My Name is NOT Cupcake

Chapter 27



Chapter 27

"Then why the hell am I here?! You say you need me but you obviously don't. You have Kendra. You

always have, right? You took me from my family, you hurt my boyfriend, you threaten the life of the

people I love and put me through hell and for what? To claim you do everything for me? If that were

true, you wouldn't have slept with her! You bit me; you put me through this hell and did whatever the

hell you wanted in the meantime. I want to just go home and pretend none of this ever happened. I

hate you, Elias Madsen... I really do," I sobbed. I regretted my words as soon as I said them, but at the

same time, I meant it somewhat. I hated Elias for what he did to me... but I didn't hate him, even as

much as I wanted to. I was hurt. Elias froze and just stared at me.
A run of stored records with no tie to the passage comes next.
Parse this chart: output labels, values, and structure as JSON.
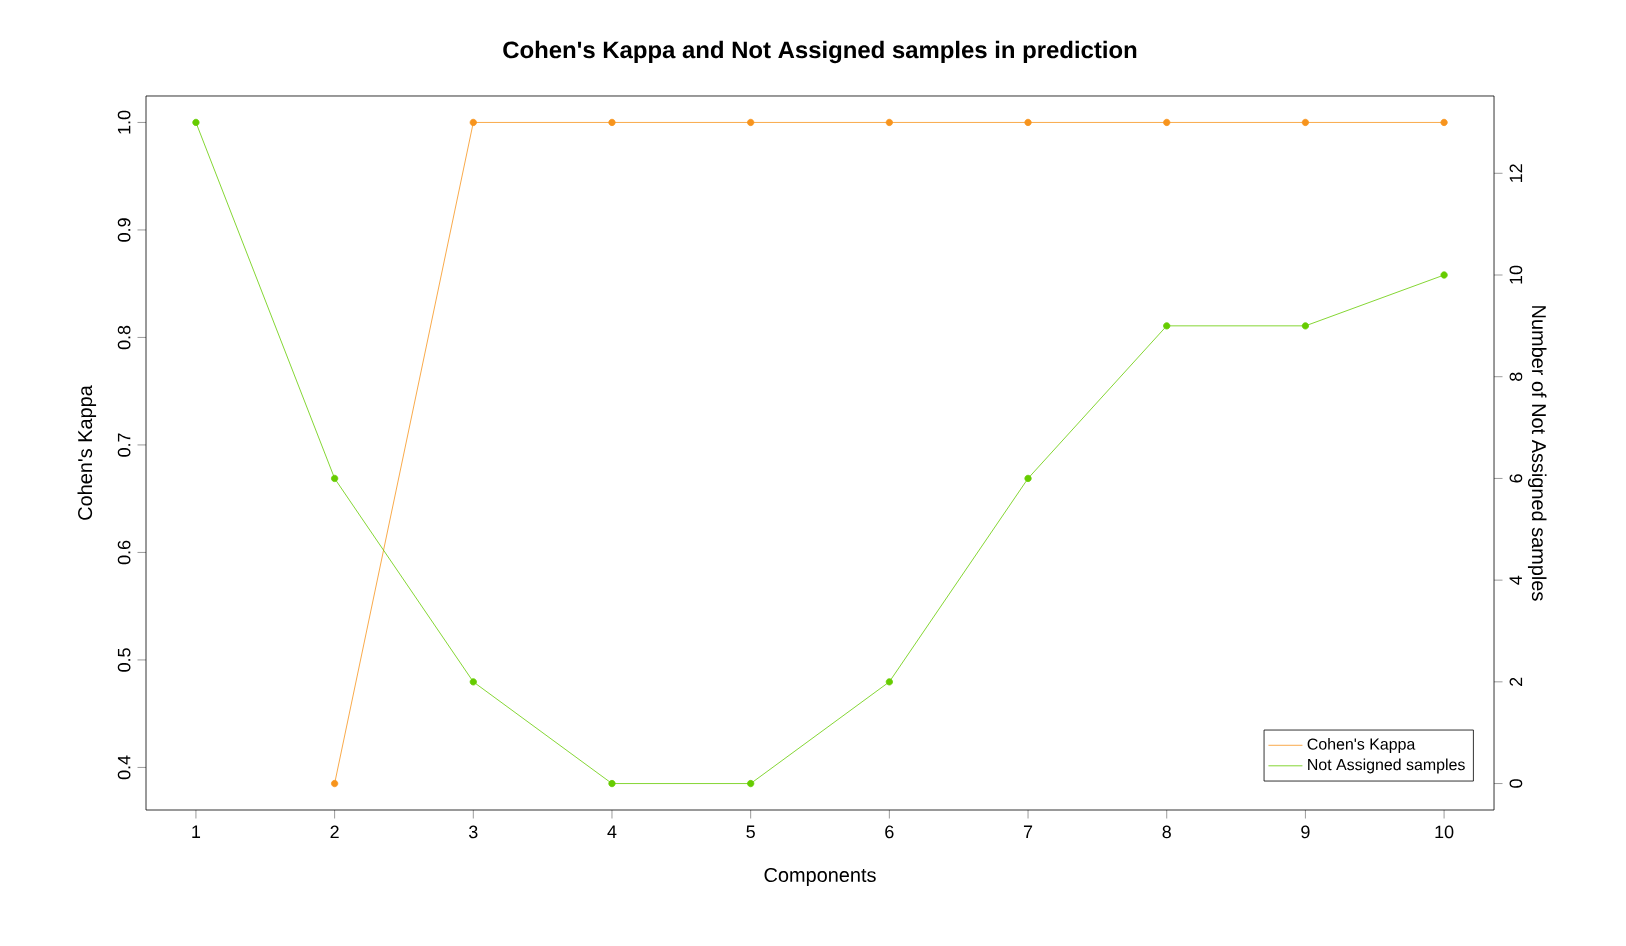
{
  "chart_data": {
    "type": "line",
    "title": "Cohen's Kappa and Not Assigned samples in prediction",
    "xlabel": "Components",
    "ylabel": "Cohen's Kappa",
    "y2label": "Number of Not Assigned samples",
    "x": [
      1,
      2,
      3,
      4,
      5,
      6,
      7,
      8,
      9,
      10
    ],
    "series": [
      {
        "name": "Cohen's Kappa",
        "color": "#f7941d",
        "values": [
          null,
          0.385,
          1.0,
          1.0,
          1.0,
          1.0,
          1.0,
          1.0,
          1.0,
          1.0
        ]
      },
      {
        "name": "Not Assigned samples",
        "color": "#66cc00",
        "axis": "y2",
        "values": [
          13,
          6,
          2,
          0,
          0,
          2,
          6,
          9,
          9,
          10
        ]
      }
    ],
    "xlim": [
      0.64,
      10.36
    ],
    "xticks": [
      1,
      2,
      3,
      4,
      5,
      6,
      7,
      8,
      9,
      10
    ],
    "ylim": [
      0.3604,
      1.0246
    ],
    "yticks": [
      0.4,
      0.5,
      0.6,
      0.7,
      0.8,
      0.9,
      {
        "value": 1.0,
        "label": "1.0"
      }
    ],
    "y2lim": [
      -0.52,
      13.52
    ],
    "y2ticks": [
      0,
      2,
      4,
      6,
      8,
      10,
      12
    ],
    "marker": "circle",
    "line_style": "solid",
    "legend": "bottom right",
    "grid": false
  }
}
A look of pain crossed his face. I

knew I hurt him too, and a part of me wanted him to know how I felt... but the larger part ached with the

thought of hurting him. It only made me mad at myself. I grunted and puffed out a breath.

"I hate feeling this way. I want to hate you. I want to claw your face out and leave and never come

back, but I can't. You and this stupid mate bond," I ranted. "I, Nova Moore, re-... reje-... God, I can't

even say it anymore. Do me a favor and put me out of my misery. Let me go home," I asked. I hated

that I couldn't even bare the thought of leaving him. I didn't want to feel like this anymore.

"Nova, you're being ridiculous and emotional," Elias said, dismissing me.

"Am I, Elias? You chose Kendra before you met me and you still do apparently," I said. He shook his

head.

"No, I choose you," he argued. I couldn't take it anymore. I broke down in sobs again. I turned away

from him and started walking away.

"Where are you going?" he asked. NôvelDrama.Org holds text © rights.

"Home," I said over my shoulder.

"You don't know where you're going," he reminded me. I only shrugged and kept walking. I walked

towards the trees and quickly found myself lost, but I didn't care. I just kept walking. Eventually, my

crying eased and I stopped. I just stopped. What exactly was my plan? Get lost and hope that I

somehow find my way home? It was getting dark. I sat against a tree and sighed.

"I'm sorry," I heard from in front of me. I looked up in surprise to see Elias.

"Have you been following me this whole time?" I asked. He only shrugged.

"You didn't think I was going to let you wander off by yourself to get lost in the woods, did you?" he

said, sitting across from me. I sighed and leaned my head against the tree. I just couldn't catch a break.

"Elias..." I said. I wasn't sure what I was going to say. At this point, I was just tired.

"I know I shouldn't have... done what I did with Kendra. It was stupid of me and you're right. That's not

how mates are supposed to act. I know that nothing I do or say will change what I've done. You are

everything to me, and I do chose you, Nova," he said. I sighed and closed my eyes, giving up.